Ciertos pasajes evangélicos, calificados a veces de antimariológicos (Mc
3,21.31-35 par.; Lc 11,27-28; Jn 2,1-10), nos remiten a aprendizajes quizá
difíciles y dolorosos que habría de hacer María. Especial importancia
reviste el primero, en que los parientes de Jesús, y con ellos probablemente
María, quieren llevárselo consigo. Cuando él deja Nazaret y emprende su
ministerio, María tendrá que aceptar ciertas renuncias que una madre
posesiva no sufriría, o toleraría de muy mala gana. No le está permitido
mantener una relación madre-hijo que a Jesús fuerce a continuar a su lado e
impida su autonomía. Formuladas las cosas en términos antitéticos, ella se
tiene que decir: “conviene que mi maternidad mengüe y que la paternidad de
Dios crezca; conviene que la dependencia filial de Jesús respecto de mí
disminuya y que su dependencia filial respecto de Dios aumente. Comienza
para él un nuevo tiempo vital, y yo he de aceptar los despojos que tal
situación entraña para mí”. De esta suerte, la vieja familia natural deja el
paso, quizá entre dolores de parto, a la familia escatológica que Jesús está
fundando. En este sentido, Pablo VI afirmará en la
Marialis cultus que María
no aparece “como una madre celosamente replegada sobre su propio Hijo
divino”; al contrario, le deja ser y hacer.
Cierta exégesis feminista entiende de modo
especial este episodio de Marcos. Desde una ética del cuidado atento
–dicen–, María intenta proteger la vida preciosa de su hijo. Quiere
persuadirle de que abandone la peligrosa línea de fuego en que se halla, a
fin de eludir la más que previsible violencia que Roma descargará sobre él.

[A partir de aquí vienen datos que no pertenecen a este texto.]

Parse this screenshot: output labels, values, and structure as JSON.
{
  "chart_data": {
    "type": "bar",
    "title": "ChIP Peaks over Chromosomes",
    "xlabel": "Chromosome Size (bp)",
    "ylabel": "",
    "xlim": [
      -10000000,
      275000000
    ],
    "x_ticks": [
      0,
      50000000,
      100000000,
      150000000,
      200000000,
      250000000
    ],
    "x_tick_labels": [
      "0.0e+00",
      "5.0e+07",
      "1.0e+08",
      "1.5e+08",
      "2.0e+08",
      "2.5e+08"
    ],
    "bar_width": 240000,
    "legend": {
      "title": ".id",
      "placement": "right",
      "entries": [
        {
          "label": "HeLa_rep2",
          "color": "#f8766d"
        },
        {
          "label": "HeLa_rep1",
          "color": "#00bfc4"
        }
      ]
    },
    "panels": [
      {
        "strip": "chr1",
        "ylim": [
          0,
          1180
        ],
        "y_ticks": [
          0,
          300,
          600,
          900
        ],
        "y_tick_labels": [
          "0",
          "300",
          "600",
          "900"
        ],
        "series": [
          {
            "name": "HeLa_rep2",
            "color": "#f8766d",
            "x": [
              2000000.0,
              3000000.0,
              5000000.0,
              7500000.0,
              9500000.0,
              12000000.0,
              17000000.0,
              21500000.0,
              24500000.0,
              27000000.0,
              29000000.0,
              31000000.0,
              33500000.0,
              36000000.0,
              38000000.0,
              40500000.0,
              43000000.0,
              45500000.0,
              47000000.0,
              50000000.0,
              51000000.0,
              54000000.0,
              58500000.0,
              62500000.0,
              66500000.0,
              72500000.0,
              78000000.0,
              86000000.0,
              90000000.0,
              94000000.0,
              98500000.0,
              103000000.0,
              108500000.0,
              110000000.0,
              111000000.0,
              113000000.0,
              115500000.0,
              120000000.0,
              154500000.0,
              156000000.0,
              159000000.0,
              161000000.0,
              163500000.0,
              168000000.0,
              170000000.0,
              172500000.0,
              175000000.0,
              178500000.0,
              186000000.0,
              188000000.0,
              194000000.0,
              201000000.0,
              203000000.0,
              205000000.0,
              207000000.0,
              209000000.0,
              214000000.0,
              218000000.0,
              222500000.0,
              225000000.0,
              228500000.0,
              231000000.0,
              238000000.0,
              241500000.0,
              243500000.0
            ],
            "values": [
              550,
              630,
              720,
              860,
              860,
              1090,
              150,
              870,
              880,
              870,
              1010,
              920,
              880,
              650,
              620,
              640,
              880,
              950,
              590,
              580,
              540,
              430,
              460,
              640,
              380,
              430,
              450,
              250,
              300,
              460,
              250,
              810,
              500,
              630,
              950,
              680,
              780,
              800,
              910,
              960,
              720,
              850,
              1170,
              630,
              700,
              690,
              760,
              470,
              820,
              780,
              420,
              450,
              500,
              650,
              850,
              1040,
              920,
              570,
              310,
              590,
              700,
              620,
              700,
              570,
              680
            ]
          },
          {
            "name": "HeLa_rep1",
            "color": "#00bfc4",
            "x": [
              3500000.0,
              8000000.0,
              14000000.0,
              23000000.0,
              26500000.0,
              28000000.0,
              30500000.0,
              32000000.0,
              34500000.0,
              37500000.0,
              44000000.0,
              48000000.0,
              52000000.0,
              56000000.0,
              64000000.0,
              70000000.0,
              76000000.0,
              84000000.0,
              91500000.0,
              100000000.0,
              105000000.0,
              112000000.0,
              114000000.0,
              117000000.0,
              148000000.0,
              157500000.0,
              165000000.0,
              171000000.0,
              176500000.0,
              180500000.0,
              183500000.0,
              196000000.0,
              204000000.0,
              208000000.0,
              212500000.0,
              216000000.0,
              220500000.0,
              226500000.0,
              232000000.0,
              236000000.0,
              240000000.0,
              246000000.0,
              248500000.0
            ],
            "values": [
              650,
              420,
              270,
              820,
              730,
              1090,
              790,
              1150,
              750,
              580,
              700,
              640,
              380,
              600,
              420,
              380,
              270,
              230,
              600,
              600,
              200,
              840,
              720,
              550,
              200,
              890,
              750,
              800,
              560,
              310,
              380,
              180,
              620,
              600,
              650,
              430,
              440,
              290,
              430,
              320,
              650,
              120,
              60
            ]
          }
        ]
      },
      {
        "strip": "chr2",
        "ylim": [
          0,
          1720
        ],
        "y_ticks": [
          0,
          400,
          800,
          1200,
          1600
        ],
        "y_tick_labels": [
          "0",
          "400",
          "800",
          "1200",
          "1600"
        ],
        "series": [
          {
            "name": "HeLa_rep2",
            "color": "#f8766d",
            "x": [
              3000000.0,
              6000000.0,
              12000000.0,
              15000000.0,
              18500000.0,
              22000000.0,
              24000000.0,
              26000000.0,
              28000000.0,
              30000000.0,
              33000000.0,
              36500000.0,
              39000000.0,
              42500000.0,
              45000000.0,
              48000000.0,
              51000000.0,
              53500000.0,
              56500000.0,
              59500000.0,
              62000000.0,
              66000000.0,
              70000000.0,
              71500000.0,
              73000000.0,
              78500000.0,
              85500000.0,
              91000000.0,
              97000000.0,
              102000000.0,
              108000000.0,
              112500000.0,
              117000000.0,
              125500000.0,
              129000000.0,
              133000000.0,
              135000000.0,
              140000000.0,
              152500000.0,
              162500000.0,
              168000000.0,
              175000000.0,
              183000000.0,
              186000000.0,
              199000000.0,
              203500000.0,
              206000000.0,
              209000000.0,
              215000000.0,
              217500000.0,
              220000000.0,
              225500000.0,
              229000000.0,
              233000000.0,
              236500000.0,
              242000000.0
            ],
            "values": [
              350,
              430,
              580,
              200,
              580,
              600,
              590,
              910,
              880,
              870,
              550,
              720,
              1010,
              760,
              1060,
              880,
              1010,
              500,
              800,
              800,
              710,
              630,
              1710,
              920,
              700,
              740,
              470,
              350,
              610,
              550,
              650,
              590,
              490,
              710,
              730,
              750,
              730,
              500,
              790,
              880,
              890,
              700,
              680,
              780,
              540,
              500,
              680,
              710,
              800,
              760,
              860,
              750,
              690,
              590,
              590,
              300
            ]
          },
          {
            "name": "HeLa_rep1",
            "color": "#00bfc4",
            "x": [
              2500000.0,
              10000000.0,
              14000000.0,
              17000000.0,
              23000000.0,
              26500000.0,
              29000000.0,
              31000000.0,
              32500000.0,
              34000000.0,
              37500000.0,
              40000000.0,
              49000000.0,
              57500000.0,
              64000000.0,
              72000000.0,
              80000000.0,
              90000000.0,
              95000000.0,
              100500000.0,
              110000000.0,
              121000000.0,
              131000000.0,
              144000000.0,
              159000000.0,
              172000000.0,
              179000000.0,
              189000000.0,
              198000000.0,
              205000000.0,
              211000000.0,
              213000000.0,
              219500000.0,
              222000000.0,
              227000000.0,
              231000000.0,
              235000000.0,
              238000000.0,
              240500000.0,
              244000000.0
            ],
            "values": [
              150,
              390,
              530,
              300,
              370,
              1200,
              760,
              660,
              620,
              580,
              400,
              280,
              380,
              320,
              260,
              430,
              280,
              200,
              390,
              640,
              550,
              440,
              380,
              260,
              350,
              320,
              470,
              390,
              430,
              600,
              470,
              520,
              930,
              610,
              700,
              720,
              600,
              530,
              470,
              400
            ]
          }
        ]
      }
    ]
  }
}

Puede aceptarse esta sugerencia a título de hipótesis; en todo caso, la
ética del cuidado debe ceder el paso a la ética del Reino, con los riesgos
que entrañe.
Discípula
Desconocemos los modos y tiempos, pero María
recorre un camino de discipulado. Porque pasa de una fe y un credo (los del
Primer Testamento) a las novedades de otra fe y otro credo que irrumpen con
Jesús (los del Nuevo Testamento); porque pasa de una familia, la natural y
la de Israel, a una nueva familia, que va más allá a las otras dos: la
familia del Reino, en la que los lazos de la sangre ceden ante el nuevo
vínculo que es el querer de Dios en este preciso y decisivo momento de la
historia; porque pasa de un mundo de ideas y valores (el de la antigua
Alianza) a un nuevo mundo de sentido y valores, como aparece plasmado en el
discurso del monte: pasa del “oísteis que se dijo” al “yo os digo”. Entra en
la escuela de Jesús, en la nueva familia de Jesús, y ahora sí que es
discípula y es más a fondo y más en la entraña hija de su Hijo. Cierto: hijo
criado, trabajo doblado; sólo que este trabajo es como un nuevo parto de sí
misma, un estirón hacia lo todavía más alto, una ascensión hacia la cima de
la propia verdad que el Padre le sigue regalando en Jesús.
¿Conoció María grandes cambios, fuertes sacudidas y hasta reales desgarros
interiores en este proceso de discípula? Lo ignoramos. No tenía por qué
gozar de una infalibilidad absoluta en todo, y también en esto es hermana
nuestra, aunque a su modo. Algún que otro escritor de la época patrística le
reprocha ciertas conductas (prisa inoportuna en Caná, ostentación o ansia de
gloria, duda); pero la tradición común y el Concilio de Trento enseñan que
no cometió pecado. Esperamos formular mejor lo que aquellos antiguos
escritores quisieron decir si explicamos las cosas de este modo: María pudo
cometer errores inculpables, sea por haber hecho cálculos equivocados, o por
haber aceptado prejuicios sociales sin someterlos a una crítica radical, o
por cualquier otra causa. Son errores puramente “materiales”, si ella es
auténtica buscadora de la verdad, reconoce concreta y vitalmente que ésta la
rebasa, está pronta a rectificar opiniones infundadas y falsas, ama la
verdad más que su propio mundo de ideas, no intenta inmunizarse frente a lo
que pone en cuestión su forma de pensar. Eso es lo decisivo para afirmar
que, cualesquiera que sean los errores en que incurriera de hecho, su limpio
corazón nunca pecó, de derecho, contra la verdad. Así aparece a la vez como
hermana nuestra (humano es equivocarse) y como discípula modelo.